Pay Equity: Hiding the problem behind rhetoric

It is a matter of liberal orthodoxy that women in the United States make 77 cents for every dollar earned by men. That number is repeated so often that it has become a sort of mantra when discussing gender discrimination. I’ve always been a bit suspicious of the number because it violates my primary rule for any statistic cited by folks at the ends of our ideological divide. When “Liberals” or “Conservatives” quote a statistic and don’t provide clarifying context, you can be sure they are trying to bend the statistic to their own ideological purposes. And the “77 cents for every dollar” quote fits into that category.

First, let me state clearly that the statement “Women make 77 cents for every dollar earned by men” is absolutely true. It is not subject to dispute. Where it does get fuzzy is when we don’t say what that means. When I say it is “absolutely true”, that’s what I mean. If you take the average wage earned by a woman and the average wage earned by a man, the woman will make 77 cents for every dollar earned by men. It is an absolute measurement and lacks nuance. For this reason, it makes a great weapon AGAINST any argument for pay equity.
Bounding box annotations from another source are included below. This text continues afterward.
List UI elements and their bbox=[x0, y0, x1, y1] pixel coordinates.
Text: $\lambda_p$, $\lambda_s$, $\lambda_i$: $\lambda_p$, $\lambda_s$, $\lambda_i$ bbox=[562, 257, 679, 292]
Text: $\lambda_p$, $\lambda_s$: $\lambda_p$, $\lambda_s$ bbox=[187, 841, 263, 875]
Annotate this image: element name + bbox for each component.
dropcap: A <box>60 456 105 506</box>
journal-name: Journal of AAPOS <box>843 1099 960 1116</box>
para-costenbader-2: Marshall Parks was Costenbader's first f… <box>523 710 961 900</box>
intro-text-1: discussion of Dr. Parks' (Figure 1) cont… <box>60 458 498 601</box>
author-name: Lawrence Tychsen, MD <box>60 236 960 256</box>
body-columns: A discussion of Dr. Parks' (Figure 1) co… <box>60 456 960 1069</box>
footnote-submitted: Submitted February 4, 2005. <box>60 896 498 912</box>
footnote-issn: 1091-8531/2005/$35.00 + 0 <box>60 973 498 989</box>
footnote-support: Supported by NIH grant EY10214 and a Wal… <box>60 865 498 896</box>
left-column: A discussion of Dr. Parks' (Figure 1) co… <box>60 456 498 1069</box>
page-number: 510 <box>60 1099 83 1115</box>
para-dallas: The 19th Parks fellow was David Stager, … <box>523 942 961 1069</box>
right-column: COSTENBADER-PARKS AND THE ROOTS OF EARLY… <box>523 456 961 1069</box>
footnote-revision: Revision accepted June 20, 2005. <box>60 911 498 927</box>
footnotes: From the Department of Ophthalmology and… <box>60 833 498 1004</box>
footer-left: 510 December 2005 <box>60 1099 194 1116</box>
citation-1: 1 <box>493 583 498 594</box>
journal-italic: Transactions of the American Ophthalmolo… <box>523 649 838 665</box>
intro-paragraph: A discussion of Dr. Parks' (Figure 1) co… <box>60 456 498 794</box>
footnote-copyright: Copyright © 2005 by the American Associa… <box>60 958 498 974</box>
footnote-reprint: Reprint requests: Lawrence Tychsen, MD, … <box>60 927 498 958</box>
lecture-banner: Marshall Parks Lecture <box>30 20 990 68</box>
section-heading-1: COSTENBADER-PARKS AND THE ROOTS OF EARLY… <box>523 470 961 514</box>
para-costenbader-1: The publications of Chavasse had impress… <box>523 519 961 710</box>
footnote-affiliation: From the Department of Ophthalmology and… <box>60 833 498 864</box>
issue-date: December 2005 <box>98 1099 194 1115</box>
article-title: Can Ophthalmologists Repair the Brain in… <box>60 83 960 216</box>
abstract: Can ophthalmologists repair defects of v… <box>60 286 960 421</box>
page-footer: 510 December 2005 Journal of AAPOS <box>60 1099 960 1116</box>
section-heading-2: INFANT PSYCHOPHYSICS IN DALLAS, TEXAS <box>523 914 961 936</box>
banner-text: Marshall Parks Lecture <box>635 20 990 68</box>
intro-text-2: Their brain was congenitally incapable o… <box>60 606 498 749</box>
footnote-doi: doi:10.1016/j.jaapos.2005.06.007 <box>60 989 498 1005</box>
The President and his cohorts like to hang their hat on the statistic that women “make 77 cents for every dollar a man earns.” In and of itself, this is accurate. In actuality, it is a lie by omission. Obama would have you believe that women working the same hours, in the same career, and with the same educational background are somehow being short-changed and discriminated against. They are not, and I can prove it. When adjusting for quantifiable variables, there is almost no significant difference in pay.

– Jason Scheurer,, The 77-cent Gender Wage Gap Lie

Mr. Scheurer admits the statistic is true then tells us that President Obama was lying. How does he get away with it? By telling us what the President meant even though President Obama didn’t say any of those things. And there is the trouble with the equity narrative. It allows opponents of pay equity to put up a smokescreen that is very effective with the average American. They scream that the statistic is based on false assumptions and are able to point to misleading advertising by supporters to bolster their case. They say it loud and they say it often.

Sen. Kirsten Gillibrand (D-NY)
From the website of Sen. Kirsten Gillibrand (D-NY)

What Mr. Scheurer and his cohorts fail to tell you is that their definition of “no significant difference in pay” is about a 9 percent difference.

Now, if 9 percent doesn’t seem like a lot to you, consider receiving an 9 percent pay cut. Now project that over your entire working life. Every raise you receive would be 9 percent less. When you change jobs, your starting salary would be 9 percent less. Your contribution (and your employer’s matching contribution) would be 9 percent less with a corresponding decrease in overall return. This is the reality for the almost half of the American workforce that is female. And in four out of ten families, that female is the primary breadwinner. That 9 percent has a very real and very wide effect on that family and this economy. As women increase their share of the workforce, the effect of this 9 percent difference will become more pronounced. It will drive overall wages down (I suspect it has but don’t have the resources to prove it), and stagnate our economy (ditto).

We all have a stake in making sure that everyone is paid fairly for the work they do. Our economy depends on it.

Let’s talk about the 9 percent difference and get that addressed. NOW. Pay Equity is a problem. It is a large problem. It might not be a 23 cent problem but it is a 9 cent problem. So, tell me again why it’s OK to pay a woman 9 percent less than a man for the same work?